May 15pm COVID-19 Update – Pennsylvania American College of Physicians

May 15 (afternoon) Pennsylvania COVID-19 Update

Below:

  • Governor to announce more counties moving to yellow Friday
  • Daily COVID-19 data update

 
Governor Wolf announces more counties moving from red to yellow
On Friday, the Governor announced that 12 counties – Adams, Beaver, Carbon, Juniata, Mifflin, Perry, Susquehanna, Wyoming, Wayne and York Counties will all be able to transition to the yellow phase of reopening on May 22.
 
This will bring the state total of yellow phase counties to 49 of the 67 counties.


​Wolf said, “As the leader of this commonwealth, I’m responsible for the health and safety of all Pennsylvanians, and I can’t and I will not let this virus ravage our communities – so I’ve got to take seriously the advice of scientists, of medical professionals and our epidemiologists, and that includes information laid out in the Carnegie Mellon University risk-based decision support tool report.”
 
He said data from the CMU model will be made publicly available twice a week “to help Pennsylvanians understand the risk factor where they live.” He continued to remind all that there are other subjective factors involving information from health professionals and experts that also weigh on whether counties are advanced through the reopening phases.
 
During the past week, several health care experts from around the state – including those with the University of Pittsburgh Medical Center (UPMC) Health System, the Penn State Health Milton S. Hershey Medical Center, the St. Luke’s University Health Network and the Lehigh Valley Health Network – have stated what they’re seeing on the front lines of the outbreak suggests most of the commonwealth can safely move to the “yellow” phase.
 
PA COVID-19 DATA UPDATE
On Friday, the Department of Health reported that Pennsylvania had reported 986 new confirmed positive cases in the previous 24 hours, for a total of 60, 622 confirmed cases.   
 
The death total rose to 4,342 confirmed COVID-19 deaths, an increase of 124 from Thursday’s report, all in adult patients.  2,991 of the state’s deaths, 69 percent, were nursing home residents.  There were 259,210 negative tests in PA as of midnight Thursday night.
 
At least 4,349 positive  cases in health care workers – accounting for about four percent of all positive cases.  The total figure includes 2,039 workers in nursing homes.  12,937 residents – accounting for 20 percent of all cases- are in 550 of the state’s long-term care living facilities in 45 counties.  Another 2,369 positive cases are in the food industry in 150 facilities.
 
Two percent of hospitalizations were under 29 years of age, five percent were 30-49, 10% were 50-64, 20% were 65-79 and 19% were 80+.  Forty-four percent remained unclassified per age or unreported by the Department.
 
Of the total through Monday, 33,184 positive cases (55%) were female and 26,784 (44%) were male.
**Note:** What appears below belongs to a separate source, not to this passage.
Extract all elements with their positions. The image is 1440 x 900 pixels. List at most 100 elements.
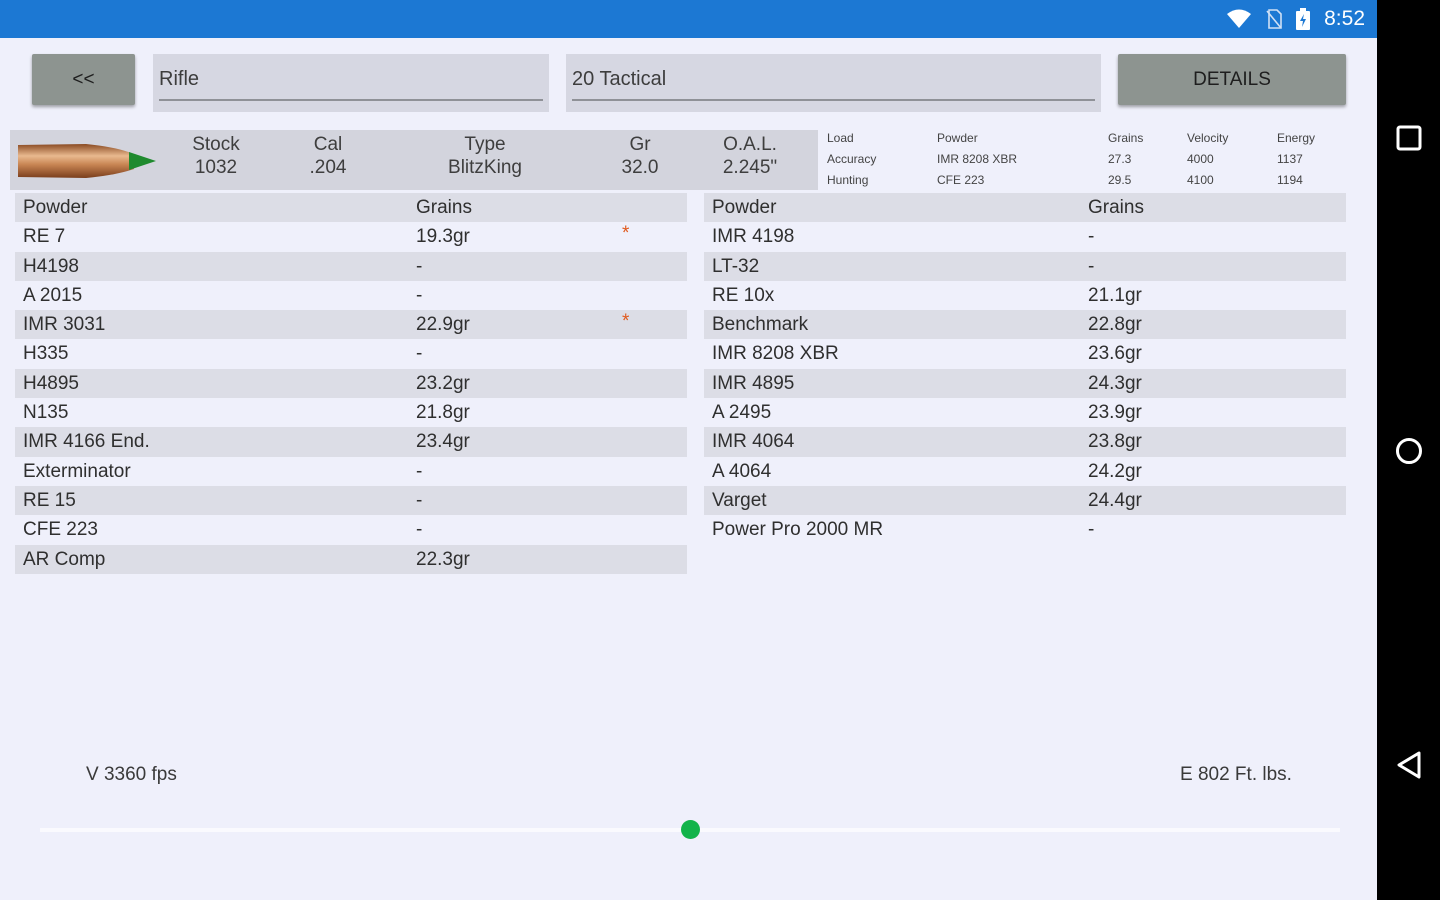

One percent (654)  were unreported or neither.  Among the deaths, 2,141 (50%) were males 2,183 (50%) were female with 18 not reported by sex.
 
By race, 15,163 positives were Caucasian (25%), 7,073 were African-American (12%) and 754 (1%) were Asian, with 312  listed as “Other.”  The vast majority, 37,320 (62% of all cases) remained unreported on the race of the patient.  A total of 1,640 deaths were among Caucasian victims, 498 were African American/Black, 53 were Asian and 14 were listed as other.  2,137 deaths (53%) weren’t reported by race.
 
On Friday at noon, 1,958 positive patients were hospitalized. At that time, 415 were using ventilators and 18 were on ECMO machines.  About 1,411 (38%) of the 5,199  intensive care unit (ICU) beds were available, 6,720 general medical beds (45%) were available and 1,602 (53%) of the airborne isolation rooms are still available statewide.  And 1,311 of the state’s 5,371 ventilators were in use (more than 75% of ventilators were still available.) 
 
Of the patients who tested positive to date the age breakdown was: less than 1% are aged 0-4; less than 1% are aged 5-12; 1% are aged 13-18; 6% are aged 19-24; 37% are aged 25-49; 26% are aged 50-64; and 28% are aged 65 or older. 
 
Levine said the spread of COVID-19 in Pennsylvania has peaked.  She said testing, contact tracing, case investigations and  outbreak responses are on track in all counties that went from red to yellow last week.